Children are more likely to disclose abuse at school: study

One in 10 South African boys and almost 15% of girls have experienced sexual violence before the age of 17.

Children are exposed to violence in the home and at school‚ mostly at the hands of adults but also as victims of other children‚ according to findings reported in The Lancet Global Health.

Of those who reported sexual abuse to researchers‚ led by University of Cape Town psychologist Dr Catherine Ward‚ 12% reported being injured in the incident.

Girls reported more direct contact abuse than boys‚ and researchers found this included abuse by a known adult‚ an attempt to force them into sexual intercourse‚ other non-consensual acts‚ or emotional abuse.

By contrast‚ boys reported the most prevalent form of abuse was exposure abuse‚ such as exposure to pornography.

After gathering evidence from children in 5‚631 households‚ the researchers found that physical abuse‚ emotional abuse‚ neglect and family violence were all associated with sexual victimisation.

Children were more likely to disclose abuse when they were interviewed at school rather than at home.

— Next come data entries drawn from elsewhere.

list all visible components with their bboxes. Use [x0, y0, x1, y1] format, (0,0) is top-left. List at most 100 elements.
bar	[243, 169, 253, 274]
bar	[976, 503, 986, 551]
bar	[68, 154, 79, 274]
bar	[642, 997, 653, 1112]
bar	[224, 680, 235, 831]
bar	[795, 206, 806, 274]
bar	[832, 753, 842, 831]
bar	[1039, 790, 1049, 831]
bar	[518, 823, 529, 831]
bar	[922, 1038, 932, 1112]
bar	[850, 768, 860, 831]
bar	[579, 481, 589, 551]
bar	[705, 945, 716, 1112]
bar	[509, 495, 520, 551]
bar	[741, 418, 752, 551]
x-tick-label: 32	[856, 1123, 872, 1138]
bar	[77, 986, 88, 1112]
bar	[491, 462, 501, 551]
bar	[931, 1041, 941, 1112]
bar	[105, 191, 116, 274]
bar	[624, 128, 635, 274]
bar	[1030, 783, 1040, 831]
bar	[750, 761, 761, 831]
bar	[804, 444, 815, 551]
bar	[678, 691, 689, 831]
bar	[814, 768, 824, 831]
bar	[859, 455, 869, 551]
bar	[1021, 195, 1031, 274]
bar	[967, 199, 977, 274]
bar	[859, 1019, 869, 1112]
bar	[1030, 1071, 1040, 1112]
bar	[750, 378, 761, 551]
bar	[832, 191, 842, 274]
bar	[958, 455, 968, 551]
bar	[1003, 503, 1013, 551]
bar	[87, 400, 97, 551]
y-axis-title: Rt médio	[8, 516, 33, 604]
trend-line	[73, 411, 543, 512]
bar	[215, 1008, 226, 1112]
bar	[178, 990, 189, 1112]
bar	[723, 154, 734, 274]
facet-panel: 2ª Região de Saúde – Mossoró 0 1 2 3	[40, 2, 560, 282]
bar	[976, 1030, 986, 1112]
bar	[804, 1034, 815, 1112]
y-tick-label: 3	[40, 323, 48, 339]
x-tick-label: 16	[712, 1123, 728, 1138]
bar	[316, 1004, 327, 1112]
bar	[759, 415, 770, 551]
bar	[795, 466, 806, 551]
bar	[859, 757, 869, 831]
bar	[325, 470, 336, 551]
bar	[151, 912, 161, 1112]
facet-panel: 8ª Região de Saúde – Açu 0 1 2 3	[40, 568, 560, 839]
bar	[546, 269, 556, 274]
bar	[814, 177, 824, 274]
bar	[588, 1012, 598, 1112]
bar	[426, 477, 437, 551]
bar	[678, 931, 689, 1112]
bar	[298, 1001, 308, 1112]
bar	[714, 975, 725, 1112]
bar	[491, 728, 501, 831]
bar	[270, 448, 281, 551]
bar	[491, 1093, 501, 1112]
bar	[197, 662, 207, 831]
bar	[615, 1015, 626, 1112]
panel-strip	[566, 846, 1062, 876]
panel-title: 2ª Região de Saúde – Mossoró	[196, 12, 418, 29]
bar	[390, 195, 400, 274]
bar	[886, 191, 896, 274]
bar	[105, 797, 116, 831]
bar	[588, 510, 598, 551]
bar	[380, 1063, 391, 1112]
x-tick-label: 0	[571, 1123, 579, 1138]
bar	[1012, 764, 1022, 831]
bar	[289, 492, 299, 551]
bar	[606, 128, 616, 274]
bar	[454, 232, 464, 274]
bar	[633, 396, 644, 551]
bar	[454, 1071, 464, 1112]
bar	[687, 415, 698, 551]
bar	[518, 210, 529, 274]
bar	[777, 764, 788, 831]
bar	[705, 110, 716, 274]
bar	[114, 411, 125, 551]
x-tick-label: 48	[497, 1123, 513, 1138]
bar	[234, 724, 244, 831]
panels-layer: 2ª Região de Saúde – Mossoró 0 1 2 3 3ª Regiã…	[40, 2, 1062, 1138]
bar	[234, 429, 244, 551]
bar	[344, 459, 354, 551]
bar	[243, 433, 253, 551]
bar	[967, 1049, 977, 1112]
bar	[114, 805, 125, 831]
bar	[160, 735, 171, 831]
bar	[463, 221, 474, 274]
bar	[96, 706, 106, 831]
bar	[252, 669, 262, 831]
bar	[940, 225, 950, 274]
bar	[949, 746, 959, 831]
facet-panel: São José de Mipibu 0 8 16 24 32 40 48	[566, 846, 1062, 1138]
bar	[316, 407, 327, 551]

For example‚ when asked in a face-to-face interview in the home whether anyone had attempted to force them to have sexual intercourse‚ only 1.1% of boys and 3.5% of girls said yes. When they answered a written questionnaire‚ these figures went up to 4.7% of boys and 9% of girls. When questionnaires were completed at school‚ 9.1% of boys and 14.5% of girls said yes to the same question.

An editorial in The Lancet Global Health said Ward and her colleagues had proved the value of allowing children to report violence anonymously.

“Designing effective prevention programmes requires a nuanced understanding of the patterns of exposure to violence by age‚ sex‚ and‚ importantly‚ by perpetrator‚” write Karen Devries and Franziska Meinck.

“Furthermore‚ an understanding of the risk and protective factors for these different forms of abuse is needed.”

The report found that victims of sexual violence were also likely to have experienced other forms of violence — most commonly direct victimisation through crime‚ followed by witnessing violent crime‚ exposure to family violence and physical violence.

Children who had been sexually abused were more likely to participate in high-risk sexual behaviour and substance abuse‚ and the researchers suggested this might also have a part to play in the HIV epidemic.

The research was funded by the UBS Optimus Foundation‚ which aims to improve the lives of children worldwide. Similar work in Switzerland and China is part of an international effort to understand the extent of violence children face.

In the South African study‚ the researchers reported that they had passed on information about child maltreatment they had come across to child and care protection agencies.